Abbreviations: ACTB: actin, beta; BAPs: brown adipocyte precursors; BAT: brown adipose tissue; BMDMs: bone marrow-derived macrophages; CASP1: caspase 1; CEBPA: CCAAT/enhancer binding protein (C/EBP), alpha; ChIP: chromatin immunoprecipitation; EE: energy expenditure; HFD: high-fat diet; IL1B: interleukin 1 beta; ITT: insulin tolerance test; KO: knockout; LPS: lipopolysaccharide; NLRP3: NLR family, pyrin domain containing 3; PINK1: PTEN induced putative kinase 1; PRKN: parkin RBR E3 ubiquitin protein ligase; RD: regular diet; ROS: reactive oxygen species; RT: room temperature; UCP1: uncoupling protein 1 (mitochondrial, proton carrier); WT: wild-type.

 抽象的

尽管巨自噬/自噬缺陷会导致退行性疾病，但脂肪细胞中必需自噬基因的缺失反而会降低体重。棕色脂肪组织（BAT）在体重调节和代谢控制中发挥着重要作用。然而，维持 BAT 功能的关键细胞机制仍知之甚少。在这项研究中，我们发现， pink1 （一种参与选择性线粒体自噬（mitophagy）的帕金森病相关基因）的整体或棕色脂肪细胞特异性缺失，可诱导小鼠的 BAT 功能障碍和肥胖倾向类型。线粒体功能缺陷是激活 NLRP3 炎症小体的上游信号之一。 NLRP3 在来自Pink1敲除 (KO) 小鼠的棕色脂肪细胞前体 (BAP) 中被诱导。出乎意料的是，NLRP3 诱导并未诱导典型的炎症小体活性。相反，NLRP3诱导通过增加白色脂肪细胞特异性基因的表达并抑制棕色脂肪细胞特异性基因的表达，导致pink1 KO BAP分化为白色脂肪细胞。 Pink1敲除小鼠中nlrp3缺失逆转了 BAT 功能障碍。相反，脂肪组织特异性atg7 KO 小鼠的 BAT 中Nlrp3表达显着降低。总的来说，我们的数据表明线粒体自噬在调节脂肪组织和全身能量代谢方面的作用不同于一般的自噬。我们的结果发现了一种新的线粒体-NLRP3 途径，可诱导 BAT 功能障碍。 nlrp3敲除能够挽救 BAT 功能障碍，这表明 NLRP3 的转录功能是肥胖相关代谢疾病的一个意想不到但非常具体的治疗靶点。
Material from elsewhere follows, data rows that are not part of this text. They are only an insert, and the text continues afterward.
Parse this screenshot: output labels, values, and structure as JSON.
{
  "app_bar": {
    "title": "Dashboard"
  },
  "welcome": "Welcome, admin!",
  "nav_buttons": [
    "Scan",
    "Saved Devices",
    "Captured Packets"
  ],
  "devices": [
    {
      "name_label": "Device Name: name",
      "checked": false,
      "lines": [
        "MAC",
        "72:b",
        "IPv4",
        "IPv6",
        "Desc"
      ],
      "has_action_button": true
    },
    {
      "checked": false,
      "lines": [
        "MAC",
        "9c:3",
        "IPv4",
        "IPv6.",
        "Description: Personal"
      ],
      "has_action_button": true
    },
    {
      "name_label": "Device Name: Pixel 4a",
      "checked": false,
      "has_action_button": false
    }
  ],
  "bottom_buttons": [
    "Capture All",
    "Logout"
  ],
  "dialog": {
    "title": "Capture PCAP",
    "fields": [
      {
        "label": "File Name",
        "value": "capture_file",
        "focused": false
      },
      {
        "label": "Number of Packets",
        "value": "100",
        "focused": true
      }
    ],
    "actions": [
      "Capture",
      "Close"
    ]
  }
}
缩写： ACTB：肌动蛋白，β； BAP：棕色脂肪细胞前体； BAT：棕色脂肪组织； BMDMs：骨髓来源的巨噬细胞； CASP1: 半胱天冬酶 1; CEBPA：CCAAT/增强子结合蛋白（C/EBP），α； ChIP：染色质免疫沉淀； EE：能量消耗； HFD：高脂肪饮食； IL1B：白细胞介素1β； ITT：胰岛素耐量试验； KO：淘汰赛； LPS：脂多糖； NLRP3：NLR家族，含有3个pyrin结构域； PINK1：PTEN 诱导的推定激酶 1； PRKN：parkin RBR E3 泛素蛋白连接酶； RD：规律饮食； ROS：活性氧； RT：室温； UCP1：解偶联蛋白1（线粒体、质子载体）； WT：野生型。